From the magazine that proclaimed that "Infinite Earths in parallel universes really exist" we now learn the evolutionary biology is one of the "findings of science." [1] Scientific American is now sounding more like Scientific Rationalism, given the deep metaphysics entailed in these claims. What we need is a correction back to empiricism. Let's follow the data rather than force fit them into our preconceived axioms.
The problem that Francis Bacon had with Aristotelianism was that it was, in the minds of the Aristotelians, the preconceived truth into which all evidence must fit. The sixteenth century science Bacon learned was force-fit, no matter how awkwardly, into the Aristotelian paradigm of the day. Sound familiar?
When high-performance engineering designs are discovered in organisms, they are said to be a consequence of selection pressure. When a preprogrammed adaptation machine is discovered in the cell, that is said to be microevolution in action. When a code is discovered within the cell, that is said to have resulted from a frozen accident. When it is found that the modern cell must have arisen rapidly, that is said to be a result of chemical evolution. When common designs are found in distant species they are said to have arisen via convergent evolution. When new designs arise abruptly in the fossil record that is said to be a saltation event. When species remain unchanged for eons it is said to be a demonstration of punctuated equilibrium.

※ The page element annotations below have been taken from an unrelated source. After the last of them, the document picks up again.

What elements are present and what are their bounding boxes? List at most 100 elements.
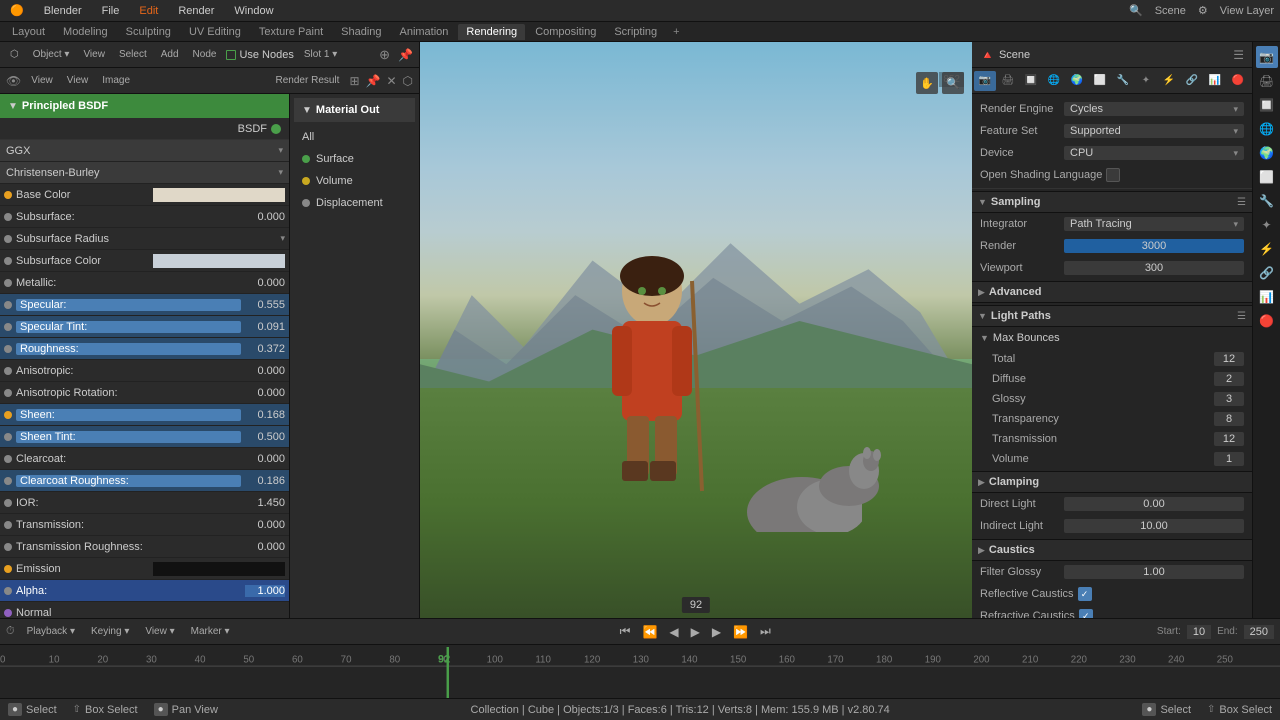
end-frame[interactable]: 250 xyxy=(1244,625,1274,639)
constraints2-icon-btn[interactable]: 🔗 xyxy=(1256,262,1278,284)
render-engine-value[interactable]: Cycles ▾ xyxy=(1064,102,1244,116)
distribution-dropdown[interactable]: GGX ▾ xyxy=(0,140,289,162)
clearcoat-value[interactable]: 0.000 xyxy=(245,453,285,465)
clearcoat-roughness-value[interactable]: 0.186 xyxy=(245,475,285,487)
emission-dot[interactable] xyxy=(4,565,12,573)
bsdf-header[interactable]: ▼ Principled BSDF xyxy=(0,94,289,118)
menu-edit[interactable]: File xyxy=(98,3,124,19)
output-icon-btn[interactable]: 🖨 xyxy=(1256,70,1278,92)
anisotropic-dot[interactable] xyxy=(4,367,12,375)
render-fullscreen[interactable]: ⬡ xyxy=(403,74,413,88)
tab-shading[interactable]: Shading xyxy=(333,24,389,40)
bsdf-output-connector[interactable] xyxy=(271,124,281,134)
scene-props-icon[interactable]: 🌐 xyxy=(1043,71,1065,91)
node-menu[interactable]: Node xyxy=(189,47,221,62)
render-pin[interactable]: 📌 xyxy=(366,74,381,88)
subsurface-dot[interactable] xyxy=(4,213,12,221)
mat-out-displacement[interactable]: Displacement xyxy=(294,192,415,214)
tab-texture-paint[interactable]: Texture Paint xyxy=(251,24,331,40)
menu-render[interactable]: Edit xyxy=(135,3,162,19)
indirect-light-value[interactable]: 10.00 xyxy=(1064,519,1244,533)
particles-icon[interactable]: ✦ xyxy=(1135,71,1157,91)
glossy-bounce-value[interactable]: 3 xyxy=(1214,392,1244,406)
render-icon-btn[interactable]: 📷 xyxy=(1256,46,1278,68)
direct-light-value[interactable]: 0.00 xyxy=(1064,497,1244,511)
mat-out-volume[interactable]: Volume xyxy=(294,170,415,192)
refractive-caustics-checkbox[interactable]: ✓ xyxy=(1079,609,1093,618)
ior-value[interactable]: 1.450 xyxy=(245,497,285,509)
render-options[interactable]: ⊞ xyxy=(349,74,359,88)
tab-rendering[interactable]: Rendering xyxy=(458,24,525,40)
mat-out-surface[interactable]: Surface xyxy=(294,148,415,170)
menu-file[interactable]: Blender xyxy=(40,3,86,19)
subsurface-radius-dot[interactable] xyxy=(4,235,12,243)
reflective-caustics-checkbox[interactable]: ✓ xyxy=(1078,587,1092,601)
marker-menu[interactable]: Marker ▾ xyxy=(187,624,234,639)
viewport[interactable]: 852 ✋ 🔍 92 xyxy=(420,42,972,618)
roughness-dot[interactable] xyxy=(4,345,12,353)
next-keyframe-btn[interactable]: ⏩ xyxy=(729,623,752,641)
sheen-dot[interactable] xyxy=(4,411,12,419)
sheen-tint-value[interactable]: 0.500 xyxy=(245,431,285,443)
light-paths-section[interactable]: ▼ Light Paths ☰ xyxy=(972,305,1252,327)
timeline-ruler[interactable]: 0 10 20 30 40 50 60 70 80 90 100 110 120… xyxy=(0,645,1280,698)
mat-out-all[interactable]: All xyxy=(294,126,415,148)
material2-icon-btn[interactable]: 🔴 xyxy=(1256,310,1278,332)
integrator-value[interactable]: Path Tracing ▾ xyxy=(1064,217,1244,231)
tab-animation[interactable]: Animation xyxy=(392,24,457,40)
hand-tool[interactable]: ✋ xyxy=(916,72,938,94)
menu-help[interactable]: Window xyxy=(230,3,277,19)
node-editor-icon[interactable]: ⬡ xyxy=(6,47,23,62)
keying-menu[interactable]: Keying ▾ xyxy=(87,624,133,639)
particles2-icon-btn[interactable]: ✦ xyxy=(1256,214,1278,236)
view-menu2[interactable]: View xyxy=(27,73,57,88)
specular-dot[interactable] xyxy=(4,301,12,309)
light-paths-menu[interactable]: ☰ xyxy=(1237,311,1246,322)
object-dropdown[interactable]: Object ▾ xyxy=(29,47,74,62)
max-bounces-header[interactable]: ▼ Max Bounces xyxy=(972,327,1252,349)
clearcoat-dot[interactable] xyxy=(4,455,12,463)
menu-blender[interactable]: 🟠 xyxy=(6,2,28,19)
use-nodes-checkbox[interactable] xyxy=(226,50,236,60)
alpha-value[interactable]: 1.000 xyxy=(245,585,285,597)
modifier2-icon-btn[interactable]: 🔧 xyxy=(1256,190,1278,212)
render-close[interactable]: ✕ xyxy=(386,74,396,88)
prev-keyframe-btn[interactable]: ⏪ xyxy=(638,623,661,641)
next-frame-btn[interactable]: ▶ xyxy=(708,623,725,641)
add-workspace-button[interactable]: + xyxy=(667,24,685,40)
transmission-bounce-value[interactable]: 12 xyxy=(1214,432,1244,446)
tab-modeling[interactable]: Modeling xyxy=(55,24,116,40)
advanced-section[interactable]: ▶ Advanced xyxy=(972,281,1252,303)
mat-out-header[interactable]: ▼ Material Out xyxy=(294,98,415,122)
pin-button[interactable]: 📌 xyxy=(398,48,413,62)
emission-swatch[interactable] xyxy=(153,562,286,576)
base-color-swatch[interactable] xyxy=(153,188,286,202)
subsurface-dropdown[interactable]: Christensen-Burley ▾ xyxy=(0,162,289,184)
slot-dropdown[interactable]: Slot 1 ▾ xyxy=(300,47,341,62)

These and other explanatory devices allow for just about any finding to be wedged somewhere into the evolutionary story. With gene duplication, deletion, the so-called gene death-and-birth process, genetic exchange, concerted evolution, parallel evolution, gene conversion, convergence, divergence, neutral evolution, selection and so many other devices there is seemingly no end to the possibilities.
What genetic pattern cannot be explained? Consider the following pattern. Genes are found across a wide spectrum of species, but the gene sequences are too different to have an evolutionary relationship except in a few groupings within the spectrum of species. [2] It sure isn't what evolutionists had in mind but, then again, with enough repeated, independent, gene duplication events anything can happen. Seems unlikely, but then again maybe this is just a parallel universe.
1. "Perspectives," Scientific American, October 2006.
2 MHC class I genes, see: M. Yeager, S. Kumar, A. Hughes, "Sequence Convergence in the Peptide-Binding Region of Primate and Rodent MHC Class Ib Molecules," Mol Biol Evol, 14:1035-1041, 1997.